Tu imaginerais le nombre de j’aime et de cœurs j’adore que j’aurais pu récolter ? Et surtout le partage et le repartage, en boucles interminables. Autant de fois que serait redit ce quatrain, autant de fois sera rappelée ma chute.
Tu imaginerais le nombre de variations sarcastiques qu’allaient se donner à cœur joie les blogueurs ? Il s’appelle Aîcha, finalement, lancerait un blagueur en herbe. Voyons qui serait l’âne dans cette affaire tombante. Et la paille ? L’hôtel Azalai ou l’avenue Nacer ? Autant de commentaires, autant de rebondissements, à n’en pas finir. Tu ne peux pas me dire que ça n’est pas nous, ça !
Apres tu pourrais questionner le bien-fondé de la légitimité du blogueur. Est-ce que la légitimité est tributaire à un ordre moral. C’est une question de pertinence. Mais, ici, c’est l’influence, qui compte. Oui, on parle beaucoup de ce blogueur camionneur, exilé aux États-Unis, qui fait des live et qui sème terreurs et angoisse au sein de l’intelligentsia et autres acteurs de la scène politique de Nouakchott. C’est un camionneur, figure-toi.
Souviens-toi de l’époque de nos lectures de jeunesse. Tu te rappelles, outre les livres Aventures, Tarzan, Rodeo, Asterix et autres.

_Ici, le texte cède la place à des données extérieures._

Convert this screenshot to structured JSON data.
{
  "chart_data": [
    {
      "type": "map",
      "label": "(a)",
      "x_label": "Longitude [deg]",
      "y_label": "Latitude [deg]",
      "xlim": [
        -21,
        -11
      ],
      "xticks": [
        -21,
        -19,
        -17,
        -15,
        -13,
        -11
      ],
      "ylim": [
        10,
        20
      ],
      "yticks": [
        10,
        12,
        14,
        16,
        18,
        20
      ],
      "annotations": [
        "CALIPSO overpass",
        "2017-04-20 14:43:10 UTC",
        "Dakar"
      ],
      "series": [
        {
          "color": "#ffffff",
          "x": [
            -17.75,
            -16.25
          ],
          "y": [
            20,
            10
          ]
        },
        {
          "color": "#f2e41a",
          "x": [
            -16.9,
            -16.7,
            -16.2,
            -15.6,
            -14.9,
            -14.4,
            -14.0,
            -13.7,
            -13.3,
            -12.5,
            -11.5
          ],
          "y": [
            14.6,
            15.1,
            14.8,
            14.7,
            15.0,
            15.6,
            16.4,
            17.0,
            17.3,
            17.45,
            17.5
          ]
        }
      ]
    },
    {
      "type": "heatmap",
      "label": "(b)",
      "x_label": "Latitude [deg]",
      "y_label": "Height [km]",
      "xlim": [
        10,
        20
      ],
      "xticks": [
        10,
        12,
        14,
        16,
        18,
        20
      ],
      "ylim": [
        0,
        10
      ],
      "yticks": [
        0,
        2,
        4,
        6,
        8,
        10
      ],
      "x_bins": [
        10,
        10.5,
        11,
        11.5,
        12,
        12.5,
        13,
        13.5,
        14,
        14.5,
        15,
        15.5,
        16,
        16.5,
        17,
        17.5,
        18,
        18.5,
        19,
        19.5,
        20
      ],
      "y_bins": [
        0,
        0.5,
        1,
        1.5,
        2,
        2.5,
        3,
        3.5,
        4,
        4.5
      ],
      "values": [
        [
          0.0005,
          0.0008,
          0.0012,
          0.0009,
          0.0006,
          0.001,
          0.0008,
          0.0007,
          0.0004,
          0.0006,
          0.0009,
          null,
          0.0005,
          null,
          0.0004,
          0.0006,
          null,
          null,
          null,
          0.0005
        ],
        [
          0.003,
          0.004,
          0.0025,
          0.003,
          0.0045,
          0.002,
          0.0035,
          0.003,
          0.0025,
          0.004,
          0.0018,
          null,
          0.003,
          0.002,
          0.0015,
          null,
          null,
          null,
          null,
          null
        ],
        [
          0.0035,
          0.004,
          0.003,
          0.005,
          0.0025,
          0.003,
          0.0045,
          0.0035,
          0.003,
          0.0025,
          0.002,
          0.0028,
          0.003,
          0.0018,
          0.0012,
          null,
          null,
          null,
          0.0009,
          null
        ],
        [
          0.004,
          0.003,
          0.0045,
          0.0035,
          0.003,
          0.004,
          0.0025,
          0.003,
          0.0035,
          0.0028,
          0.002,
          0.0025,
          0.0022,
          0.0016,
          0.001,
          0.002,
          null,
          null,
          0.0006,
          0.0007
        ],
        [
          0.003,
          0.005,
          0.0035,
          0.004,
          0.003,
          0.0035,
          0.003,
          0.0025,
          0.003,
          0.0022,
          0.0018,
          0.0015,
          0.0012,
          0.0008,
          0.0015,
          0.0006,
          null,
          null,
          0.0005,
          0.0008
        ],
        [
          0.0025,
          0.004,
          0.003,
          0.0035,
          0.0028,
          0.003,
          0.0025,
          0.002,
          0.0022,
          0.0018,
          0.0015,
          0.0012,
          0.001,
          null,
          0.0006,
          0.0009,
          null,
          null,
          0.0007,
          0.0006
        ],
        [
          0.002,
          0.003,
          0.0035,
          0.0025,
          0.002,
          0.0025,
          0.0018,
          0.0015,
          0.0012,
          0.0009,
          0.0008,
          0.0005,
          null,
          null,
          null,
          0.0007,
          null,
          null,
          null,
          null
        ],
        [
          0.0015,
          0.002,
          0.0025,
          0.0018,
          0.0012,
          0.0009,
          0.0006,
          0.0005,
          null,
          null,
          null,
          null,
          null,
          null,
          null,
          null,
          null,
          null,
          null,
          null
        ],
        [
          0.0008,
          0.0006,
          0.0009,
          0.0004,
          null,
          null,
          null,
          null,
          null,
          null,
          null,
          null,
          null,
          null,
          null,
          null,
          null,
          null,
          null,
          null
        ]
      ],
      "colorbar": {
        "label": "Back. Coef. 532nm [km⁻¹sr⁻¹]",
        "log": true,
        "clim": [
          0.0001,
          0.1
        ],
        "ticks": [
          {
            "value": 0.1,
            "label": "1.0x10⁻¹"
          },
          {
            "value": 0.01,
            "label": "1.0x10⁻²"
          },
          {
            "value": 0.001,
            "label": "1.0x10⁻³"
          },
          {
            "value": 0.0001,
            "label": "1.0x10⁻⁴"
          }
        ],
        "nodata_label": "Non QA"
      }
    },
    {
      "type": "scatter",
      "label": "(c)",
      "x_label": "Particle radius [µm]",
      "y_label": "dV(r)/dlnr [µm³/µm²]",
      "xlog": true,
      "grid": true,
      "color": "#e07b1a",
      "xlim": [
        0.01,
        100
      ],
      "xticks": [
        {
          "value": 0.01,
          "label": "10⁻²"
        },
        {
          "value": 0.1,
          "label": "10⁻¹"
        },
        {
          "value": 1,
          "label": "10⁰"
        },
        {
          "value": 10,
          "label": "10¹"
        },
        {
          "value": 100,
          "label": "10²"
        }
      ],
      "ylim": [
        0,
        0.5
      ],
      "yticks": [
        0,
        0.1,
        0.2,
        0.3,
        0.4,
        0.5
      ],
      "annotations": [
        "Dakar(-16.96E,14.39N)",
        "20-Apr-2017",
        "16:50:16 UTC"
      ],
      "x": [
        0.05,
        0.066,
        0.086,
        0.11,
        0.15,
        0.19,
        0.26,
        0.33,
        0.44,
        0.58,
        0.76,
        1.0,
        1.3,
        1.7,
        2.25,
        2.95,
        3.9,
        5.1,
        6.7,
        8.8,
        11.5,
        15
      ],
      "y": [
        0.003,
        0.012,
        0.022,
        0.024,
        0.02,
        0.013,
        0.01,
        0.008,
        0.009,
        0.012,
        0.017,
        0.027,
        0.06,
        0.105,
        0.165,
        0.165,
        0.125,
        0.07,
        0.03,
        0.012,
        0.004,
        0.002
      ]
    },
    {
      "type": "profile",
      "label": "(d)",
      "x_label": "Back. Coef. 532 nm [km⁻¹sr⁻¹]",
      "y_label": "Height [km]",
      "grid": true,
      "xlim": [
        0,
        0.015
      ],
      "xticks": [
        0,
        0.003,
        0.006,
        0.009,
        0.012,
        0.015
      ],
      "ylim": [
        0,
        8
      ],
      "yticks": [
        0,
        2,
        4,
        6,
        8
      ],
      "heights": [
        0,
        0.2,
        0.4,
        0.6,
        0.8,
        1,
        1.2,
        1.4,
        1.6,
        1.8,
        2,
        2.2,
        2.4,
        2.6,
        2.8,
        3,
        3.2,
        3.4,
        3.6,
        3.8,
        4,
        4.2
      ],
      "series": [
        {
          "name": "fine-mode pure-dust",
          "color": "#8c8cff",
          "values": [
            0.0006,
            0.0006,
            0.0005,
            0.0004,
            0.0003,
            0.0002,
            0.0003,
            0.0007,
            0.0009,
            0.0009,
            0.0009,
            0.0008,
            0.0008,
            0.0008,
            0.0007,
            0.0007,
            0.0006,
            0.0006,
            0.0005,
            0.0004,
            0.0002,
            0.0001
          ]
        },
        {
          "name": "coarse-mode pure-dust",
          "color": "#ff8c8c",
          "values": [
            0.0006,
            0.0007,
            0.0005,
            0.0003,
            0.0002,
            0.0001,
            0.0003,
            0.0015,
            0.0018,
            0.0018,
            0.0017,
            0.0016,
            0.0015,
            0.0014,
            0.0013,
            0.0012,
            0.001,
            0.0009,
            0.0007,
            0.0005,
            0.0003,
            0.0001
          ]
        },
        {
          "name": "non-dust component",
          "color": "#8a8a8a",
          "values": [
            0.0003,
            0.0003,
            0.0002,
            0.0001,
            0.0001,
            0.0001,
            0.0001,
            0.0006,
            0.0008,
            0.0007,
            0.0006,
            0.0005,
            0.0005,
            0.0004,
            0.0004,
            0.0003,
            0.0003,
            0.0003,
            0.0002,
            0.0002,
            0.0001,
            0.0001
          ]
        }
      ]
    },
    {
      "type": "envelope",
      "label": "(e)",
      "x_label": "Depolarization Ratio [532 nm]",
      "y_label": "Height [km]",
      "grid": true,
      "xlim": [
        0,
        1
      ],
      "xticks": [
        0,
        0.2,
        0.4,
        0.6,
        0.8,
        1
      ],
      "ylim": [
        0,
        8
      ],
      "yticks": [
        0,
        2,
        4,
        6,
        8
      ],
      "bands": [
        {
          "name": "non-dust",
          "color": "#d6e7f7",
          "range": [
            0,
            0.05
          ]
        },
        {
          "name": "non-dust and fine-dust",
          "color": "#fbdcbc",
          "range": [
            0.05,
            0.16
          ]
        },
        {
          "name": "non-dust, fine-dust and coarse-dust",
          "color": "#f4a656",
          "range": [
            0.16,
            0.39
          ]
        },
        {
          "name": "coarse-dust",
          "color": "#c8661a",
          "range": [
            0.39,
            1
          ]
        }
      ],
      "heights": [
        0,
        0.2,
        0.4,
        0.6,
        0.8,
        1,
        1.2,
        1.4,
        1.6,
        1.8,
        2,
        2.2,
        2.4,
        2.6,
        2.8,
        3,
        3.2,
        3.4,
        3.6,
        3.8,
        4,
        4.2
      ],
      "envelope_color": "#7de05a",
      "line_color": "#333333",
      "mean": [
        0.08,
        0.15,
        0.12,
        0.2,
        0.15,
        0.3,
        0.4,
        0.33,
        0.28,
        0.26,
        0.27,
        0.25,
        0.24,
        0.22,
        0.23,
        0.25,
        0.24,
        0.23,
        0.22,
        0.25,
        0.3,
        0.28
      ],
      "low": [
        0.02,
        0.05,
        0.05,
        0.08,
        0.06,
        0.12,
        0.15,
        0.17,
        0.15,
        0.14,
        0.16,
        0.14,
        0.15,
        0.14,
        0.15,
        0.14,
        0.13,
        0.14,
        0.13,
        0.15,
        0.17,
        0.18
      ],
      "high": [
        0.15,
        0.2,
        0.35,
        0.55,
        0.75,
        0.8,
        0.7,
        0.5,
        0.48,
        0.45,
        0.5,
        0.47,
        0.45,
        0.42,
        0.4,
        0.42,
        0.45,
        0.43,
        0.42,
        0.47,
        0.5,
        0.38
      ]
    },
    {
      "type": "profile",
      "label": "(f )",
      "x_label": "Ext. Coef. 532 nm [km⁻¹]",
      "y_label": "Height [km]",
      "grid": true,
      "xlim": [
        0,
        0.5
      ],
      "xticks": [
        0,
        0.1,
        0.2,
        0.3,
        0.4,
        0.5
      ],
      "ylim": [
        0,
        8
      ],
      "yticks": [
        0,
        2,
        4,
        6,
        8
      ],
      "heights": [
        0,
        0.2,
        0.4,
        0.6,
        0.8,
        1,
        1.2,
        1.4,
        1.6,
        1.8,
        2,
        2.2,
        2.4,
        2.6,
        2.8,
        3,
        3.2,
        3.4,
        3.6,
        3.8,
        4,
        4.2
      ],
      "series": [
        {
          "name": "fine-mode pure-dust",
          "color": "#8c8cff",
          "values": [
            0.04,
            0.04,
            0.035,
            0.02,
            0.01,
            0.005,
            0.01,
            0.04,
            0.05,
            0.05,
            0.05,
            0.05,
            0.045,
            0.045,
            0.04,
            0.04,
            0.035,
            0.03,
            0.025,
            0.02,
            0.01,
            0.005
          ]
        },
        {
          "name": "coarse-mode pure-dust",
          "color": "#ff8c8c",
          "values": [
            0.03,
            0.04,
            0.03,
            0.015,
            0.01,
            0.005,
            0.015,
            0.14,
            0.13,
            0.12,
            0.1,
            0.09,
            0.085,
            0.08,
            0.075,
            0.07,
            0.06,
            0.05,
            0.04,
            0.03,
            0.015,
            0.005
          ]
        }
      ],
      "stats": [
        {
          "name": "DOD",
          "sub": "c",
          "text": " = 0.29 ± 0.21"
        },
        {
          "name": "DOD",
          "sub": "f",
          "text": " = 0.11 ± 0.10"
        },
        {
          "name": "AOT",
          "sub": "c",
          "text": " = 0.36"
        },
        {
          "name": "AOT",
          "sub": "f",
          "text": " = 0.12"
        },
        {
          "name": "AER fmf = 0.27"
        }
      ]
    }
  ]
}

Nous tombions souvent chez le bouquiniste de livres albums, intitulés Cent Blagues, parfois Mille Blagues.
Combien tu en as lus ? Ils commencent souvent par les blagues des ivrognes, ensuite, ils consacrent une bonne partie aux blagues, qui raillent les camionneurs. Je n’ai jamais compris pourquoi les camionneurs, en face des ivrognes, les blondes et les belges. Plus tard, j’allais soupçonner une vérité, que je saurais appeler la vérité du camionneur. Tu sais bien qu’un camionneur passe ses journées de camionneur à passer par les villes et campagnes. Le soir, il stationne non loin de l’entrée d’une ville, dans une aire de repos, où il se fait client auprès d’une gargote, il se goinfre bien avant d’atterrir dans un bar, habitué à d’autres camionneurs, qui passent. Et comme, ils n’ont de vérité que celle d’un passant rapidement à l’intérieur d’une ville, qui ne saurait garder de cette ville qu’une vérité de façade, parcellaire et fragmentaire, mais il n’empêche qu’elle soit une ; une vérité pour le camionneur passant. C’est un peu un quart de vérité, encore faudrait-il que le quart restant ne soit pas altéré par l’effet d’une fatigue épouvantable, accentuée d’une mauvaise soirée d’ivresse.
A l’époque, on en riait avec fort amusement. Aujourd’hui, on le craint, on en meurt d’angoisse et on le considère même une opinion politique des plus solides, des plus argumentées. Ça c’est nous. C’est la prégnance de l’ordre oral, qui fait foi et renie, et annihile même l’ordre de la loi.